I'm going to quote myself again, from another post, on another blog.
Crime can’t be solved by social workers or their programs. These programs have the expressed notion of “sparking moral consciences,” which is a waste of time. Man has no inherent morality to him. Anything “good” to Man is what enables him to continue to survive. “Bad” things are what cause the opposites of pleasure. In the end, the real difference between a criminal and a law abiding citizen is usually what they were taught—whether intentionally or not— is “right” and “wrong”. These lessons are learned early and often, and most of the time they aren’t conveyed by words or lectures.
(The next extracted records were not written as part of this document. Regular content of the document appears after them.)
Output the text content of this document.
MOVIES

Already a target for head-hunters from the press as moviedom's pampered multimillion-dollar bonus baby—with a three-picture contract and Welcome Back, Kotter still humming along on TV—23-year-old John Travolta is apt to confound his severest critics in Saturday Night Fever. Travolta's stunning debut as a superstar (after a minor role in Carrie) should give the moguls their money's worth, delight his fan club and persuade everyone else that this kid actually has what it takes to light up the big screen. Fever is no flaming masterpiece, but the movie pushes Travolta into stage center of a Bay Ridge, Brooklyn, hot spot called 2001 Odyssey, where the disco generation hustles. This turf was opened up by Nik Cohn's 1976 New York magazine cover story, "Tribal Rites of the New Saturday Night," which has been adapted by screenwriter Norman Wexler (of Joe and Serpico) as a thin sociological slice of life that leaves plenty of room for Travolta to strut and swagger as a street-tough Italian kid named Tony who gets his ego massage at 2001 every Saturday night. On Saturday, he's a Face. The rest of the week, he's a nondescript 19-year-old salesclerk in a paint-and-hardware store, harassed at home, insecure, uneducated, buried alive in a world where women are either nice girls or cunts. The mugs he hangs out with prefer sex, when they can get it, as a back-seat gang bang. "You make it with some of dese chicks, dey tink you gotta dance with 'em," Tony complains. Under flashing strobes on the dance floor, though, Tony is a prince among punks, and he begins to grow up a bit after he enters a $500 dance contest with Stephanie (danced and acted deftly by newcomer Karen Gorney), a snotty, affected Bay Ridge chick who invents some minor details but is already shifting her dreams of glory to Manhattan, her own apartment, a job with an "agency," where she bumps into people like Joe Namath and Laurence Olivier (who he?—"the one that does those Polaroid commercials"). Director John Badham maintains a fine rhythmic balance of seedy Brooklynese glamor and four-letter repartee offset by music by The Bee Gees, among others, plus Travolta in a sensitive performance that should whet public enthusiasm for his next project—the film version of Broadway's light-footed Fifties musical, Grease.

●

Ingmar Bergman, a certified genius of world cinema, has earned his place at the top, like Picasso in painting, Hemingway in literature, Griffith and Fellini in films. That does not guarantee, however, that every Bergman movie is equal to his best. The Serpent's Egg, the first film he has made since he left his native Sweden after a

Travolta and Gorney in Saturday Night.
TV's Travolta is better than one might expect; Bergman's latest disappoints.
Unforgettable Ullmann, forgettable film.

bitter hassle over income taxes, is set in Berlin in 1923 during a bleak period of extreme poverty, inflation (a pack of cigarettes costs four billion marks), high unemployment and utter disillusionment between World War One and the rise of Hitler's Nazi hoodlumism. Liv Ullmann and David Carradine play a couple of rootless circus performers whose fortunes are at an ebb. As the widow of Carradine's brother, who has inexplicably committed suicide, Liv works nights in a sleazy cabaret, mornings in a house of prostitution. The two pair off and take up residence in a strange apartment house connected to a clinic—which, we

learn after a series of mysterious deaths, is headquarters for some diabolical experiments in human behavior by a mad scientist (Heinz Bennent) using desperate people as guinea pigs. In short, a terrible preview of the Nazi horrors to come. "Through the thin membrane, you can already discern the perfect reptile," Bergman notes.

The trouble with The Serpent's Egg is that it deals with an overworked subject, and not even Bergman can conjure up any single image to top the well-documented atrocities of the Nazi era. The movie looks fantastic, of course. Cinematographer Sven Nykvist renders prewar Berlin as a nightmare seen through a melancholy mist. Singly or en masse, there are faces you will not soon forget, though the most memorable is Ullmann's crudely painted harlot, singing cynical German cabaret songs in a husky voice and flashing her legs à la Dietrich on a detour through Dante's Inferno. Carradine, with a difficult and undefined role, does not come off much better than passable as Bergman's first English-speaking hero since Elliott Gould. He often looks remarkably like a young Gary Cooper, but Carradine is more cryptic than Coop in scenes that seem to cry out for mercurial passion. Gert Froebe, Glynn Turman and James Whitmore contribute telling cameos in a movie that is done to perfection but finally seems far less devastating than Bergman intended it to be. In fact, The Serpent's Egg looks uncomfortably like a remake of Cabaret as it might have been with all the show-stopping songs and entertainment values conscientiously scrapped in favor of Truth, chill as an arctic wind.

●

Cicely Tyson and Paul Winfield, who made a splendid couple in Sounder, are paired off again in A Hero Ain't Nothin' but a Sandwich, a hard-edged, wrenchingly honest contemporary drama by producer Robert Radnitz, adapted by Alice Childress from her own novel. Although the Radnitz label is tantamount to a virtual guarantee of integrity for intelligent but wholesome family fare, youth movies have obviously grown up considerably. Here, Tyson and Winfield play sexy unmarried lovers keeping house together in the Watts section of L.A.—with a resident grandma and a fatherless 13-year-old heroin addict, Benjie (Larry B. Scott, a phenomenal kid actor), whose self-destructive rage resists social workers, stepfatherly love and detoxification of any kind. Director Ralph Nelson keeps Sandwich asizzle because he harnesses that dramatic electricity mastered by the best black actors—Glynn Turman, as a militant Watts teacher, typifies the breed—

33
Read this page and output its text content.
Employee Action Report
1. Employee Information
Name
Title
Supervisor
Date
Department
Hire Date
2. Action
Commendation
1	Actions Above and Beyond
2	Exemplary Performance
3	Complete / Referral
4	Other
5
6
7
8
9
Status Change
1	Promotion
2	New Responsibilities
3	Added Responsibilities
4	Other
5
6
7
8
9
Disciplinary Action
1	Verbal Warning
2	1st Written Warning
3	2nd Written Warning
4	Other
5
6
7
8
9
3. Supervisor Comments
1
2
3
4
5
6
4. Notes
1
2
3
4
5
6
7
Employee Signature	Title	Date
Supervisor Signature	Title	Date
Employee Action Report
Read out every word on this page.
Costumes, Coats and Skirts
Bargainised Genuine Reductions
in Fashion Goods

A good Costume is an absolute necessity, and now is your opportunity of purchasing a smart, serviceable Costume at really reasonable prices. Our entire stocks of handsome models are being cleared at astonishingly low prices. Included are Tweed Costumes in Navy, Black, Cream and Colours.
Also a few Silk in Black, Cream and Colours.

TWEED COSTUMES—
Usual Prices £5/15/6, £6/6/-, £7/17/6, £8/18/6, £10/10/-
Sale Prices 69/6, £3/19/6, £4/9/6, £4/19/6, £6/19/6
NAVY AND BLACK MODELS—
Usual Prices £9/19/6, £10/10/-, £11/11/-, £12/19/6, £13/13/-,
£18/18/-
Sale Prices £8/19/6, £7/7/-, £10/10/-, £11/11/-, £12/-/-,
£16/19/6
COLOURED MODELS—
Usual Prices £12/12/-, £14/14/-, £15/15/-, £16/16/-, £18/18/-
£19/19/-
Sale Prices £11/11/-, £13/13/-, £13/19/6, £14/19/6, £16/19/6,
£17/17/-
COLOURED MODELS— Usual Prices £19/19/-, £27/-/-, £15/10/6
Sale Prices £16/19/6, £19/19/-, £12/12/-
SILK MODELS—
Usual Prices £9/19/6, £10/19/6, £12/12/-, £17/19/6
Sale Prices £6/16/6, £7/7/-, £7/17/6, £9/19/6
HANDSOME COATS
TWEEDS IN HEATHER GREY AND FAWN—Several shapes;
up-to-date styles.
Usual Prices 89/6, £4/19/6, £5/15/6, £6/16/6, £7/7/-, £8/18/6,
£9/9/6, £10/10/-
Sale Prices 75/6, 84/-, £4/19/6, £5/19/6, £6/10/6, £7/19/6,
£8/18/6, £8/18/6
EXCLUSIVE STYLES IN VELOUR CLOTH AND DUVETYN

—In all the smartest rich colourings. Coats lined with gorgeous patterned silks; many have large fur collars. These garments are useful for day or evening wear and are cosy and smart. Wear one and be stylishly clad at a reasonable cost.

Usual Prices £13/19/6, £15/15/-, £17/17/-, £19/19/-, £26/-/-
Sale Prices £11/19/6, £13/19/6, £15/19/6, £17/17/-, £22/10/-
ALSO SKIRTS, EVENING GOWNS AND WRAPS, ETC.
If you want to start decreasing crime, you have to recognize that it is first a moral failing—not on the part of the criminal, but on society and those who raised him. Punishment should be swift, no criminal act should go unpunished, and “moral” behavior should be rewarded.
I read a great paper once entitled “The folly of rewarding A while expecting B”. It seems to be a treatise for our criminal justice system. Child grows up on the streets, learns that crime is a way to survive, and to punish him we take him off the street, to a boring confinement with others like himself...which accomplishes his original intent: food, shelter, clothes. In many cases prison provides better accommodations than inmates had as free men.
So we expect good behavior, which often leads to poverty, living in crime-filled, dangerous neighborhoods...while rewarding crime with a dull-but-comfortable confinement.
You fix crime with appropriate punishment and appropriate economics. You can’t charity people out of being poor, and you can’t social-program them out of being amoral (in a societal sense).